The name Waterford Crystal is synonymous with style and quality and highlights the old collectable adage that a name certainly sells an item.
The glassware market is perhaps not as buoyant as it once was, certainly for modern crystal; ornaments are not displayed as much as they once were and buyers turn their noses up at drinking glasses which ‘won’t go into the dishwasher’. This has hit auction sales of almost every British and Irish manufacturer of fine crystal, except the mighty Waterford, a hallmark for class, quality and the finest craftsmanship.
The history of Irish glass on any commercial level begins in County Tyrone, with the opening of their first glassworks in around 1771. This in turn would not be possible were it not for the prowess of George Ravenscroft who in around 1676 developed early lead crystal.
George and William Penrose were the co founders of the original Waterford Crystal works in 1783 and their master craftsman John Hill through supreme ability to polish and cut glass to the highest level had them firmly on the map by around 1785.
The history of the firm has been a rollercoaster of fame or famine and its fortunes acts a barometer of the financial situation of the times.
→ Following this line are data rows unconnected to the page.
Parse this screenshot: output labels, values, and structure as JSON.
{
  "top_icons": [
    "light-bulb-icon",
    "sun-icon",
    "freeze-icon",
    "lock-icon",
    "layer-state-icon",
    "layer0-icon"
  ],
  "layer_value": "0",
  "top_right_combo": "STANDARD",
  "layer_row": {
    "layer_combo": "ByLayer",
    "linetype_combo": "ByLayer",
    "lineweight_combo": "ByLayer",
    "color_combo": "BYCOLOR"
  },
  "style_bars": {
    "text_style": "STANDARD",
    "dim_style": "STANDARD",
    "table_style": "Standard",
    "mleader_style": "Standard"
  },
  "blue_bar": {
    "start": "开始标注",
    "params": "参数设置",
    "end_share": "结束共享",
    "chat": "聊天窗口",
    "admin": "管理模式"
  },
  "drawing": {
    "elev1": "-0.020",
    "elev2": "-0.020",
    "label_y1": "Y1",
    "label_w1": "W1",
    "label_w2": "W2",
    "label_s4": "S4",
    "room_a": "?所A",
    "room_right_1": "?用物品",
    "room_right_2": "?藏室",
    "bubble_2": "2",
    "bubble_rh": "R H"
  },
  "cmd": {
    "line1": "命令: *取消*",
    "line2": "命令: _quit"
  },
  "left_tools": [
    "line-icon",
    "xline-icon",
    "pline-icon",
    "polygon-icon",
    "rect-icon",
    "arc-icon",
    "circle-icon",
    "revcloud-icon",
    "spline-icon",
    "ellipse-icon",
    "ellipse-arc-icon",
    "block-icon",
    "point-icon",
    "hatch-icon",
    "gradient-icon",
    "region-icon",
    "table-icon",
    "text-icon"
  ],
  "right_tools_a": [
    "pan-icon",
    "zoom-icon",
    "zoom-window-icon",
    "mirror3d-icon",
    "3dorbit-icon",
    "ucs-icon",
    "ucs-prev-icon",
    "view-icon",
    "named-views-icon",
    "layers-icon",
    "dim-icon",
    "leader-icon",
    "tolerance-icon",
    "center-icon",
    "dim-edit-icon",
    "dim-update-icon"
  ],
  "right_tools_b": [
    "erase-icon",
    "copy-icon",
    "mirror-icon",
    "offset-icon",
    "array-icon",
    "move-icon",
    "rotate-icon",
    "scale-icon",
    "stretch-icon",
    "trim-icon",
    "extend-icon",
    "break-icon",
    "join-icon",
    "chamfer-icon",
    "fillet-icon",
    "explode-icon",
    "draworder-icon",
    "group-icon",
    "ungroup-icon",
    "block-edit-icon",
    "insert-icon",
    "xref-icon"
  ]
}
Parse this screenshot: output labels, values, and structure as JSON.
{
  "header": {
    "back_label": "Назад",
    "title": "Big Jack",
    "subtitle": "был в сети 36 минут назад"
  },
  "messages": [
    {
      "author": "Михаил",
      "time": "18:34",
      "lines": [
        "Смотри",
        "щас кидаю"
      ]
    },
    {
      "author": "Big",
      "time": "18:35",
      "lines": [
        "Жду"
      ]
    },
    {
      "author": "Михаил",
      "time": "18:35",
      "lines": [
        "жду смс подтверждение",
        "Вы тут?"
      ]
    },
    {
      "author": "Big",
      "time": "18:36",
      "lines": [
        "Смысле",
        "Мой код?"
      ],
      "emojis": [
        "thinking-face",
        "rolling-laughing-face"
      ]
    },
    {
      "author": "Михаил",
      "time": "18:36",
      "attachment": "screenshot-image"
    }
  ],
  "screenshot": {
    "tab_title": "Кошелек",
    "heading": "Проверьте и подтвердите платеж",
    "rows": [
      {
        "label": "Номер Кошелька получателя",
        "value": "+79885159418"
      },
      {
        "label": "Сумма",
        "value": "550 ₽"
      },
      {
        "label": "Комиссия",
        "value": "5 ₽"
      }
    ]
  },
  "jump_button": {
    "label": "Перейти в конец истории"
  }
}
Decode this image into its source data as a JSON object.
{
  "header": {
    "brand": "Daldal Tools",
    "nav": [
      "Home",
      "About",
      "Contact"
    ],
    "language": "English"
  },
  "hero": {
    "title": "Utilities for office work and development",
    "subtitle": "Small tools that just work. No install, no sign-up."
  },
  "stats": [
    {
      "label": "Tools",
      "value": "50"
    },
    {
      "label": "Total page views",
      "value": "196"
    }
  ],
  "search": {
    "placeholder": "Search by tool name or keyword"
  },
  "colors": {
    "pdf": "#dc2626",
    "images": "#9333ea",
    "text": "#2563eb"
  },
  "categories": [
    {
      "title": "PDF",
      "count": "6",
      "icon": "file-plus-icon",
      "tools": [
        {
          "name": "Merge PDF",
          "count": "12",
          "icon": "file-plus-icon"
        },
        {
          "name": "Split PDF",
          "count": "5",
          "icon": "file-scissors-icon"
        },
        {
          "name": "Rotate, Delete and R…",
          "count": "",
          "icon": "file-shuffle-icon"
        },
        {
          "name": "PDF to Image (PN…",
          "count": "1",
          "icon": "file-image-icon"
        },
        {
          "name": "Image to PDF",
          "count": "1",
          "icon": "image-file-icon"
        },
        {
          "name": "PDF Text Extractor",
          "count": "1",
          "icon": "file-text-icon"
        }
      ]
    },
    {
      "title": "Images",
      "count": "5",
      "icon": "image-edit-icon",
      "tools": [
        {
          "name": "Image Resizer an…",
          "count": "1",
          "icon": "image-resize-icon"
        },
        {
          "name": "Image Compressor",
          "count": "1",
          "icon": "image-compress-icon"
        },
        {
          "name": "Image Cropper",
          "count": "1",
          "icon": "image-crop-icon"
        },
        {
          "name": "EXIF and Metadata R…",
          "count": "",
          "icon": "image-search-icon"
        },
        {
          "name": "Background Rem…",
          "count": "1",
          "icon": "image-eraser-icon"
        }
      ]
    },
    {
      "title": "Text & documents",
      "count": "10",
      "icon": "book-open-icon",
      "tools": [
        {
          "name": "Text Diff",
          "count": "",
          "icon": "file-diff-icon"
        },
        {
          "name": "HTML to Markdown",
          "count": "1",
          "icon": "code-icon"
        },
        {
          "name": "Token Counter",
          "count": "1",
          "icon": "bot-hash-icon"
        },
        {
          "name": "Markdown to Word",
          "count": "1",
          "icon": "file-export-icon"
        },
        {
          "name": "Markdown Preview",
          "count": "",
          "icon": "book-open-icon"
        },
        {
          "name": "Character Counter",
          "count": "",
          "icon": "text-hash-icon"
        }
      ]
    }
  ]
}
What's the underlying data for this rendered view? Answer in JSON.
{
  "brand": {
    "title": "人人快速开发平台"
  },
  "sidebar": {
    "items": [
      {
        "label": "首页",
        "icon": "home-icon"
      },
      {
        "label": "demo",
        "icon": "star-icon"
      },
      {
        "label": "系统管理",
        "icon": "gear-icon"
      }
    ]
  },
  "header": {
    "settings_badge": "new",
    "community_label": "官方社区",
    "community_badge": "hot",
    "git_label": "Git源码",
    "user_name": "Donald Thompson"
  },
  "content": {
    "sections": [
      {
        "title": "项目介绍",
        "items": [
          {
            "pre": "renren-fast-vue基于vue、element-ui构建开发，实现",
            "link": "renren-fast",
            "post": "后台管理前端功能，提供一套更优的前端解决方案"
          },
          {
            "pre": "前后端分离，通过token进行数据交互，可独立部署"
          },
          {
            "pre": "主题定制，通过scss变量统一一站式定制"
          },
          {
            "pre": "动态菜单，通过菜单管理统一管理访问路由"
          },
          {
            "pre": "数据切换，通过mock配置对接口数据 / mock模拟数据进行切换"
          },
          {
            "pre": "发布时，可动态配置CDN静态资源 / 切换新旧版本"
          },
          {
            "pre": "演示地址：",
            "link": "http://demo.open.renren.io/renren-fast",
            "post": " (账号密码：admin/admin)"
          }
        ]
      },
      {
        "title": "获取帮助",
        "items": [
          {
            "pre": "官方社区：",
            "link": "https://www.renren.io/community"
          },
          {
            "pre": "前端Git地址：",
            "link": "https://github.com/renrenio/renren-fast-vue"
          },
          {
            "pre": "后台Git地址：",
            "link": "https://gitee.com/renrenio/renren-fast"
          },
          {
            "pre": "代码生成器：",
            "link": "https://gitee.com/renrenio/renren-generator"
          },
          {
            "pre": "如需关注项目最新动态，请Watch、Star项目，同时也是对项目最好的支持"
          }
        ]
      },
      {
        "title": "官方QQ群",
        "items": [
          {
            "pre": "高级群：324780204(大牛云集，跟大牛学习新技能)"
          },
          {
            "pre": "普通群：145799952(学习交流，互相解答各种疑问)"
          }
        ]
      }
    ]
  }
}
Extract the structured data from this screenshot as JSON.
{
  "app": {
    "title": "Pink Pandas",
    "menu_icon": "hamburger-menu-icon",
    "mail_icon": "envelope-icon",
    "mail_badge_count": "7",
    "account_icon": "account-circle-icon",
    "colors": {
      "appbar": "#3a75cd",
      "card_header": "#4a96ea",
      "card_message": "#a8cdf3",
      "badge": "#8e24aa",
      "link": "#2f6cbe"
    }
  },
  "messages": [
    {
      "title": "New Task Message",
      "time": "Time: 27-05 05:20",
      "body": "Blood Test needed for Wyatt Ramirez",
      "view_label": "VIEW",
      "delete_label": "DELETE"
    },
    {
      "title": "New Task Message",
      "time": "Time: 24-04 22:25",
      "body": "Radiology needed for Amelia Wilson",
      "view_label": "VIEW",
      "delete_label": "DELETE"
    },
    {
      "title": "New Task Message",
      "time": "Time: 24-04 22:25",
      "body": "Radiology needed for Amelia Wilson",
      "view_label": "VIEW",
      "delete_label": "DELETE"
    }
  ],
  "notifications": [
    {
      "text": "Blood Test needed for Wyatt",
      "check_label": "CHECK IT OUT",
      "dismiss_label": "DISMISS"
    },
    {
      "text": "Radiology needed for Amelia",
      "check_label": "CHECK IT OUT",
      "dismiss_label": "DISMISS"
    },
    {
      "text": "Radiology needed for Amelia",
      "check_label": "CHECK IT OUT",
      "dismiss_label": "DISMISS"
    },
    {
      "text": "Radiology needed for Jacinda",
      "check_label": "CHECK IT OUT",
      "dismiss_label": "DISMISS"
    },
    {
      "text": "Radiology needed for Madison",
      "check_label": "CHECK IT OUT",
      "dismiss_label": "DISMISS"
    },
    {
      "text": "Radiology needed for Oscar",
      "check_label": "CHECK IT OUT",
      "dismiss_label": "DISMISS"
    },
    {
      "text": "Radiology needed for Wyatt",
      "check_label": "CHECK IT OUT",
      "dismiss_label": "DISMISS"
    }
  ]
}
By 1851 the company ceased and for 100 years the great name became dormant. After the depression years of the 1930s and post World War II the Czech immigrant Charles Bacik rekindled the factory and with the help of Miroslav Havel brought skilled glass makers from Europe in to produce yet again crystal of the highest order.
The factory was taken over by The Irish Glass Bottle Company and went from strength to strength with its undoubted heyday being the 1960s where they provided the many new department stores directly across the world.
Things could not last as economic disaster struck in the 2000s; the fortunes of this great factory were again hit. An insolvency and wind up order occurred in 2009 of the owners Waterford Wedgwood closed and although a site relocated to The Mall in Waterford, much of what has recently been produced was done so in Europe from the Czech Republic, to Hungary and Germany.
The company has encompassed a great tradition and a number of star designers From John Hill himself to Jasper Conran. Any number of buildings from Windsor Castle to the Kennedy Center can boast Waterford commissions and umpteen sporting trophies from the Ashes cricket crystal vase to the former World Hurdle at Cheltenham showcase the work of this great factory in their awards. The second hand market remains very strong at auction proving quality and a good name will always lead the way. This can be summed up by our buyers who want Waterford crystal rather than just crystal.